実は、うつむいた状態で検査をすると、身体の構造上、健康な方でも首の骨は真っ直ぐに写ってしまいます。
そのため、撮影時の姿勢の影響で、本来は問題がないにもかかわらず「ストレートネック」と誤って判断されてしまっているケースも少なくありません。
分析には「正しい基準」が不可欠です
だからこそ、現状を知るためには「正しい基準(ものさし)」に基づいた分析が何よりも重要になります。
基準があやふやなままでは、それが本当に異常なのか、単なる姿勢の癖なのかを見極めることはできません。
当院では、「歯列(硬口蓋)が地面と水平な状態」という世界的な基準線を用いて撮影・分析して初めて、本当の頚椎の状態を評価できると考えています。

本当の原因とは
では何故、正常な頚椎カーブを保てないのでしょうか?
大体は、脊椎へのダメージやケガなどによる「サブラクセーション(神経の阻害)」が原因で悪くなり、さらに悪化させる要因として生活習慣が関係しています。
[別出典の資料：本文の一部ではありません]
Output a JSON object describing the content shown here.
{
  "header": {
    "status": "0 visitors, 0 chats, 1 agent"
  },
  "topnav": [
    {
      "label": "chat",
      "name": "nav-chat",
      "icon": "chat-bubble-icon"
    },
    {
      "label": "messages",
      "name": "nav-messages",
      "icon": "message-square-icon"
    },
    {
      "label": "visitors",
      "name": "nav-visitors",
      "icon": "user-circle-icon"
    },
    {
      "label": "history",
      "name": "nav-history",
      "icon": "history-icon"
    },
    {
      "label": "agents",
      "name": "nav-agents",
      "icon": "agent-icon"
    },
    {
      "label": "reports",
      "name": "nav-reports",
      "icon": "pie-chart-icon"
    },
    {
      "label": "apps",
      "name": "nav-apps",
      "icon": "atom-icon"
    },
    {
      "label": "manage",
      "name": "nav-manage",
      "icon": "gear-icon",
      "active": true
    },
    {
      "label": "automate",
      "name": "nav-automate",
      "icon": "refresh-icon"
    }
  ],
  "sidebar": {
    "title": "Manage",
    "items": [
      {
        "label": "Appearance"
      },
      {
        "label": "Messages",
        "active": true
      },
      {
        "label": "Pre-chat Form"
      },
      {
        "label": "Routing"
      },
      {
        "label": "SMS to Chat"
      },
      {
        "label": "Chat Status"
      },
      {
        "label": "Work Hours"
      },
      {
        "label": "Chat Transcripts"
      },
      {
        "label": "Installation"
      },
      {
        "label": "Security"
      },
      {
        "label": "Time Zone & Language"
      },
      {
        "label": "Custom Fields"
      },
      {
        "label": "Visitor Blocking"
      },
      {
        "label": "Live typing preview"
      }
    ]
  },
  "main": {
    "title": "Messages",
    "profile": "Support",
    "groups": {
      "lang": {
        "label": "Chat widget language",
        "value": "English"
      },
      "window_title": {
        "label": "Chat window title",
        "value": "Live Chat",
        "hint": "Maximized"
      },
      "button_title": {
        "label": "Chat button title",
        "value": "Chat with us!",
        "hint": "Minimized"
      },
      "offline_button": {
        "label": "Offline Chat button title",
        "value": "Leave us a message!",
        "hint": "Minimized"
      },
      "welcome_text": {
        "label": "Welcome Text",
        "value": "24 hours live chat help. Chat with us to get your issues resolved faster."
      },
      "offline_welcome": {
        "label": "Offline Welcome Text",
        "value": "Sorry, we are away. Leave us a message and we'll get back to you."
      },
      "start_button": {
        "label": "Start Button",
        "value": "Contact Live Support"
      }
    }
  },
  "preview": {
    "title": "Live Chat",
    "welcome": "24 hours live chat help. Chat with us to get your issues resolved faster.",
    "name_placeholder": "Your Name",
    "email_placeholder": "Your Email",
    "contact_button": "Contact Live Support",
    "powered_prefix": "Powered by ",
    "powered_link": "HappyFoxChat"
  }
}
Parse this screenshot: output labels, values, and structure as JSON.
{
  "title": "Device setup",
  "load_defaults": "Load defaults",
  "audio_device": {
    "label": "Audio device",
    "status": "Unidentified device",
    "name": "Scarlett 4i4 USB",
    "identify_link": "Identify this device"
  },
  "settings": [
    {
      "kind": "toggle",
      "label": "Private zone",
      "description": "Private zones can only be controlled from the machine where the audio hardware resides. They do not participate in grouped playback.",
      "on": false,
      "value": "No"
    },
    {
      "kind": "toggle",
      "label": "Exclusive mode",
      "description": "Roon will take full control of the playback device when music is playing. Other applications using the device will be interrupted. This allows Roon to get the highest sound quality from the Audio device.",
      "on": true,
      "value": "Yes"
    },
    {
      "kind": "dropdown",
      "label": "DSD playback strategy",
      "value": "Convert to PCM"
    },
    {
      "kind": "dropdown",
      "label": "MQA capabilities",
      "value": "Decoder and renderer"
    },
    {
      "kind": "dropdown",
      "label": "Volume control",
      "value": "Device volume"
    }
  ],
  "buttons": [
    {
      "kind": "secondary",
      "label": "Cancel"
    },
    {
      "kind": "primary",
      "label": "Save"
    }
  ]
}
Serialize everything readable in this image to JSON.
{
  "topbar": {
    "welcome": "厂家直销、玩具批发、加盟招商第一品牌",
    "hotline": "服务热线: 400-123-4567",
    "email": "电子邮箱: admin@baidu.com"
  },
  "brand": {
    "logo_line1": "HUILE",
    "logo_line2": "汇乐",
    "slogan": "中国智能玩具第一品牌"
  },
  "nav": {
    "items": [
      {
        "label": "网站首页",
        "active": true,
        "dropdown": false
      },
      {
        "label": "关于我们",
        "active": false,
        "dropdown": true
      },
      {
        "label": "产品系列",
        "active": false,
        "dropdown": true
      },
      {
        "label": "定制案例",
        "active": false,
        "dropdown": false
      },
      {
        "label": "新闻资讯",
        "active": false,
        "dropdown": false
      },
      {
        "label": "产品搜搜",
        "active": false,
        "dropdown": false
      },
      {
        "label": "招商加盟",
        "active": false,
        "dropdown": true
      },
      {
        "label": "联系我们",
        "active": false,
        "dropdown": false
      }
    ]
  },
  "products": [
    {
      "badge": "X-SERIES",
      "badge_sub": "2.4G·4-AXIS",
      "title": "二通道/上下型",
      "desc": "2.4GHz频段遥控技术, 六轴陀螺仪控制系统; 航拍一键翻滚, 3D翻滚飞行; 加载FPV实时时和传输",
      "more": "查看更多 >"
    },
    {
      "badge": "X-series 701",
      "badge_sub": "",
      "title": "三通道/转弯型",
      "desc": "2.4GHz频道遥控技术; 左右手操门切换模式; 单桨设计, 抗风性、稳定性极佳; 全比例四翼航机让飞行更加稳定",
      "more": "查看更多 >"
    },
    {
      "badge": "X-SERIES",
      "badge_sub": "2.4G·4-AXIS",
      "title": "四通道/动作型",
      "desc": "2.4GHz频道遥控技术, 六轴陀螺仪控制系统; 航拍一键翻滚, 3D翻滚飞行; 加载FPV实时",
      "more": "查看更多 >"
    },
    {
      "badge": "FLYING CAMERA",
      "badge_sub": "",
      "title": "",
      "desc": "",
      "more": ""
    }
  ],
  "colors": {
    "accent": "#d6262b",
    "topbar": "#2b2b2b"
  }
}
スマートフォンもその一つです。現代社会において、うつむき姿勢で過ごすことはとても多く、頚椎にとって過酷な状態であることに間違いはありません。

改善に重要なのは
正確な「分析」です
患者様の多くは「ストレートネック」と診断され来院されますが、実際はストレートネック単体ではなく、様々な頚椎の変形(カイフォティクネック、ロードティックネック、コンビネーションネックなど)が複雑に関係しています。
接骨院などでレントゲンも撮らずにストレートネックと断言するのは大変危険です。
どの異常においても、正しい基準でのレントゲン分析なしで判断することはできません。
異常な頚椎を改善するには、レントゲン分析で「頚椎の変形タイプ」と「サブラクセーション」を特定することが、何よりも不可欠で重要なのです。